IV – Infine, relativamente alla disposizione che impone la segretezza del voto, il Consiglio di Stato, (cfr. sez. IV, sentenza 31.01.2006 n° 339) ha avuto modo di affermare, tuttavia su un piano generale - che le deliberazioni degli organi collegiali concernenti persone debbono essere di norma adottate a voti segreti e che tale principio deve essere osservato, in mancanza di diversa espressa previsione normativa, tutte le volte che l’Amministrazione deve esercitare facoltà discrezionali le quali hanno per presupposto l’apprezzamento e la valutazione delle qualità e degli atti di una persona.
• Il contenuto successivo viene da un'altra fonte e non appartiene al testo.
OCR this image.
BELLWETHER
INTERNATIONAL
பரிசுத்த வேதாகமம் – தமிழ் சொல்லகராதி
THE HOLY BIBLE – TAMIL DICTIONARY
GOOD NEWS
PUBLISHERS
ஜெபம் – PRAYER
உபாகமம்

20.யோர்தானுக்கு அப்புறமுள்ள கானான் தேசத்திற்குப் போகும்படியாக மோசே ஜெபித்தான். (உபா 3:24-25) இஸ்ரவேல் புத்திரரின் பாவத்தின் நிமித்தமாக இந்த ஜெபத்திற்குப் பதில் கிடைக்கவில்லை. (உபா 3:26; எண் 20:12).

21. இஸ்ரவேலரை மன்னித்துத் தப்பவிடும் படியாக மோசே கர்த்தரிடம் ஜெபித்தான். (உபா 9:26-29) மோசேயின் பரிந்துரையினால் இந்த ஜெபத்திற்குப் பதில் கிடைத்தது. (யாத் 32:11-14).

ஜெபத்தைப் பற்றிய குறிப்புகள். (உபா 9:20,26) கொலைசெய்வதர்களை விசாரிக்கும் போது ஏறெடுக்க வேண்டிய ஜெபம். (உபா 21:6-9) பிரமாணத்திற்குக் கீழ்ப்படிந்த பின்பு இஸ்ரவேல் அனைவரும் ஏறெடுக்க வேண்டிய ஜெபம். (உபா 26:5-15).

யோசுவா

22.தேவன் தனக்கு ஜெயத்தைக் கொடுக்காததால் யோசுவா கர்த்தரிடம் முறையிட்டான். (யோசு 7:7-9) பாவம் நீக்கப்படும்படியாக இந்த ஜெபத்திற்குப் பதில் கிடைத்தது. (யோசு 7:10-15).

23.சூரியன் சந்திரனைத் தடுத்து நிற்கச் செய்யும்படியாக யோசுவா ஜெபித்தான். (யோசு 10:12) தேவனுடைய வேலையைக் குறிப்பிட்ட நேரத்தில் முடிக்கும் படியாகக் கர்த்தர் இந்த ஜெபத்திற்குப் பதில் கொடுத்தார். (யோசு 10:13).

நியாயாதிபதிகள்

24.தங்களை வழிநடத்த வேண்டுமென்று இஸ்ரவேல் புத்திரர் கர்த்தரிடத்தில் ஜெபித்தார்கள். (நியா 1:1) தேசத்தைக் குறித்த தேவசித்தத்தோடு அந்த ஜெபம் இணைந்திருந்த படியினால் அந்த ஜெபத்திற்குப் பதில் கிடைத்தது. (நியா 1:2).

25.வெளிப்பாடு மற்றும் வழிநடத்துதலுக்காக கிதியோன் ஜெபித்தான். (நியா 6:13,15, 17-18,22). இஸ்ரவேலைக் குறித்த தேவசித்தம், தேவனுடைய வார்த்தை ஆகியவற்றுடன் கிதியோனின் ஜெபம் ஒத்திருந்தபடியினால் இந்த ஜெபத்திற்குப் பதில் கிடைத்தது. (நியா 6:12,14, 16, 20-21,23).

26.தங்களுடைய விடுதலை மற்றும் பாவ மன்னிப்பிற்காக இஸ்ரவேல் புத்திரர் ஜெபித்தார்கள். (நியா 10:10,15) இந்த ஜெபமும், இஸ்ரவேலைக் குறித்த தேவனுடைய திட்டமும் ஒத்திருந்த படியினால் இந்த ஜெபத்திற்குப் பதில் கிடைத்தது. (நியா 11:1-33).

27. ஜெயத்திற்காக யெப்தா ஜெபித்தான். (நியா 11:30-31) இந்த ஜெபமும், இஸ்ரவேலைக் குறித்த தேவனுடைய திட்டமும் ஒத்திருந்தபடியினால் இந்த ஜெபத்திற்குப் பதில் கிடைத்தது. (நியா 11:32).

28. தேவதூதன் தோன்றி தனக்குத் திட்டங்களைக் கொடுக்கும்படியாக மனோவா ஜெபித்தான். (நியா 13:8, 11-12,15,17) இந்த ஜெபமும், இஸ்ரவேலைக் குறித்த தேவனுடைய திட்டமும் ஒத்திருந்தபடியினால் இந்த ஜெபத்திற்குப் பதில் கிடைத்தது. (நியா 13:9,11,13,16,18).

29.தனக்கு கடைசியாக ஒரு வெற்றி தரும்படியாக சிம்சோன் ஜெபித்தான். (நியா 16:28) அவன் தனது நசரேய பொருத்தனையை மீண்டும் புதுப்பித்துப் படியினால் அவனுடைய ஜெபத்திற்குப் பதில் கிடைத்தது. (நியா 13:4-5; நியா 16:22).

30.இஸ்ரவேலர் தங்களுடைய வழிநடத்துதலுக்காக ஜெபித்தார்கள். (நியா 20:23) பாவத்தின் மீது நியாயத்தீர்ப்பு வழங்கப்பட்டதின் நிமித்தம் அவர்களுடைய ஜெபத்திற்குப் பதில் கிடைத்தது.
Infatti, la segretezza del voto - espressamente stabilita dall’antico art. 298 t.u. com. prov. 1915 - costituisce un principio generale (posto a garanzia della indipendenza e della libertà di coscienza dei componenti i collegi amministrativi), il quale, nelle sole ipotesi in cui l’oggetto della deliberazione investa persone, prevale sulla regola del voto palese, ispirata al diverso principio della trasparenza amministrativa.
Tuttavia, nella fattispecie che occupa, dalla lettura del verbale del Consiglio di disciplina, emerge che nessun elemento a favore del ricorrente era risultato sia dalla lettura degli atti processuali, sia dagli atti del procedimento disciplinare, con la conseguenza che il risultato della votazione – di cui formalmente si riporta l’esito finale, a tutela del principio sin qui affermato della segretezza del giudizio – non poteva che conseguire necessariamente in senso negativo.
Se, dunque, non può che condividersi l’interpretazione seguita dal Consiglio di Stato, quale espressione di maggiore garanzia per il soggetto sottoposto all’inchiesta, nell’applicazione concreta, non può che aversi riguardo al caso specifico, sicchè, laddove la convergenza delle posizioni porti ad un’unica soluzione, peraltro adottata all’unanimità, consegue necessariamente che il rispetto del predetto canone assuma una veste esclusivamente formale. Ciò, in vero, perché sostanzialmente si incrinano i margini di discrezionalità della decisione, a cui evidentemente fa riferimento l’argomento ermeneutico del Consiglio di Stato nella pronunzia richiamata.
Ne deriva che la censura non può essere condivisa, proprio alla luce delle risultanze e delle motivazioni espresse nel verbale del Consiglio di disciplina gravato.
V – Per le considerazioni sin qui evidenziate, il ricorso ed i successivi motivi aggiunti devono essere respinti.
La particolarità della fattispecie, tuttavia, giustifica la compensazione delle spese tra le parti.